Hammond and his team sell Hazel Dell mushrooms directly to consumers at the farm, at local farmers markets, to about 30 area farm-to-table restaurants, and to Whole Foods and Vitamin Cottage. The company recently added dried mushrooms to the mix as well as a product they are calling “Mushroom Rub.” “It’s powdered dried mushrooms mixed with spices such as garlic, paprika, oregano, and salt,” Hammond says. Revenues are increasing at about 5 percent each year.

Challenges: “Our mushrooms are grown and harvested with a lot of handwork,” says Hammond. “You cannot mechanize the process. Consequently, we require a lot of laborers working by the hour.
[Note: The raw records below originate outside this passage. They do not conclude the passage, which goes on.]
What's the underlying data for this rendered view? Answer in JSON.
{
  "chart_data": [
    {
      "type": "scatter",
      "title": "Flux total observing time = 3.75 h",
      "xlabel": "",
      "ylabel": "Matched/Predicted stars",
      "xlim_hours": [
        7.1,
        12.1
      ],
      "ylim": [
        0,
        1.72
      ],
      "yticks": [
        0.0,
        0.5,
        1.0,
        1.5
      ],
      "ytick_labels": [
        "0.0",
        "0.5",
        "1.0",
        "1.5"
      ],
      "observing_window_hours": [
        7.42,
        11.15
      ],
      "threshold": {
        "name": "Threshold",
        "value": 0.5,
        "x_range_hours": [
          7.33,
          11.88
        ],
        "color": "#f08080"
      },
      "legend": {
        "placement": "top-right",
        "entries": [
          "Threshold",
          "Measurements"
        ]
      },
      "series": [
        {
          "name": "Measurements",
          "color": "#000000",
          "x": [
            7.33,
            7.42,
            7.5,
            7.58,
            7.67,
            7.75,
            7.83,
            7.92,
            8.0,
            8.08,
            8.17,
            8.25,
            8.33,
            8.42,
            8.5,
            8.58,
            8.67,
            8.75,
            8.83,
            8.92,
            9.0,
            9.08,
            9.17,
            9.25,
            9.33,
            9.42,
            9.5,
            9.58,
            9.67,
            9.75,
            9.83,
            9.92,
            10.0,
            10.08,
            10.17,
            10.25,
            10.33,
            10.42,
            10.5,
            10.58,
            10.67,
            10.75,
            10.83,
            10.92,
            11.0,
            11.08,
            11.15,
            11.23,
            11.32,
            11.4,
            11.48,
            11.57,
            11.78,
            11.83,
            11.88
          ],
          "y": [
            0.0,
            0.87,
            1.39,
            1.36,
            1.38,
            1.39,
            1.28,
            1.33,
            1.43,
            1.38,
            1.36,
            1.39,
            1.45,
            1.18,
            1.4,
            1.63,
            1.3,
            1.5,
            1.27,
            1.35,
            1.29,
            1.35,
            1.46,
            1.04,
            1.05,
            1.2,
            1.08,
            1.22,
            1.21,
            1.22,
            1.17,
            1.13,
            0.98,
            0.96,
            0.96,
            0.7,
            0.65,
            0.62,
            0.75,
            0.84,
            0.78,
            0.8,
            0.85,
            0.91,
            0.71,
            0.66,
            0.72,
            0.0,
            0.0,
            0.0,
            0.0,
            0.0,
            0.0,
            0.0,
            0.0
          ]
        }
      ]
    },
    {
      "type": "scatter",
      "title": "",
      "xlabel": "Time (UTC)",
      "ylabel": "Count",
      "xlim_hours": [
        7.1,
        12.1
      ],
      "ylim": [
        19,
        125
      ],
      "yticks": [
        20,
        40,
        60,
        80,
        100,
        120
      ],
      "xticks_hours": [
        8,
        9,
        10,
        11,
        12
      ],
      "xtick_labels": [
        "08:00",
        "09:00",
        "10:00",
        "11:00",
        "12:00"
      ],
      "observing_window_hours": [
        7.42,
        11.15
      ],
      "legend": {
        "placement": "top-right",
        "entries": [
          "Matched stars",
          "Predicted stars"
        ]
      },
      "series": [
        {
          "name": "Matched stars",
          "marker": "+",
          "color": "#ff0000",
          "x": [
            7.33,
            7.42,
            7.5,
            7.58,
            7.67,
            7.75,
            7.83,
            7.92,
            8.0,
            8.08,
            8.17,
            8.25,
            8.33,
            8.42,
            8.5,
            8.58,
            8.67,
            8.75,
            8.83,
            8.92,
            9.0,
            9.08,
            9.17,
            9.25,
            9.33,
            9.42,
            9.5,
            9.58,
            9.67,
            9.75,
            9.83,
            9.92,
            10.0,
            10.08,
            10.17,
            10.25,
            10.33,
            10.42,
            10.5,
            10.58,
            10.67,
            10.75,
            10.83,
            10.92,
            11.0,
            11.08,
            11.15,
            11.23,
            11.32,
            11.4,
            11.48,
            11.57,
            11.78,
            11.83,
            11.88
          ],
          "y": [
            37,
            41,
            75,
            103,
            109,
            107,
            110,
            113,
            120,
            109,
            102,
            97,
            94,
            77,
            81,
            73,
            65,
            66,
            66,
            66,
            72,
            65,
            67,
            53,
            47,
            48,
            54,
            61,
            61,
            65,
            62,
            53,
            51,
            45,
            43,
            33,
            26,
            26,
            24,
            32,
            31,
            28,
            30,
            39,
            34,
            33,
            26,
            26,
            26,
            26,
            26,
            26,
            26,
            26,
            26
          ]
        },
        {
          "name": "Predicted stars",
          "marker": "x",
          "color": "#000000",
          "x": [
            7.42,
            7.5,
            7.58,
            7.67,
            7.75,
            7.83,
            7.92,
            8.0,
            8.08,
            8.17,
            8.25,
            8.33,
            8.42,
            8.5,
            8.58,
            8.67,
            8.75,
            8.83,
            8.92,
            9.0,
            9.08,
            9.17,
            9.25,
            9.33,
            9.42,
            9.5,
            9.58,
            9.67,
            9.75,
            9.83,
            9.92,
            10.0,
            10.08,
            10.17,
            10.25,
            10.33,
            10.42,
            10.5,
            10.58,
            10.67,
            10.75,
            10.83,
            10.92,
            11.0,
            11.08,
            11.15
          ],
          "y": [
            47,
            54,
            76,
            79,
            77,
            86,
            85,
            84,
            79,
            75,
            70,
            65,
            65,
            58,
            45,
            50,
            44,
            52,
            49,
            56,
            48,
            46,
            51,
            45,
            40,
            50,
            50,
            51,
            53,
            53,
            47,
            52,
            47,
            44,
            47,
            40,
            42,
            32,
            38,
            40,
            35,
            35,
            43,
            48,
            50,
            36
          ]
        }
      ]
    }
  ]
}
As labor rates rise around Colorado because of the growing population, it’s only getting more difficult to find additional workers for our farm.”

Opportunities: The market for organic mushrooms is growing. “I think the biggest opportunity we have is to match our production with the population increase in Colorado,” says Hammond.

Needs: Sensible expansion is the company’s biggest need. “We have plenty of land around our facility,” notes Hammond. “As the market grows, we’ll be able to put up more buildings and expand with it. But we need to do so sensibly and according to our abilities.”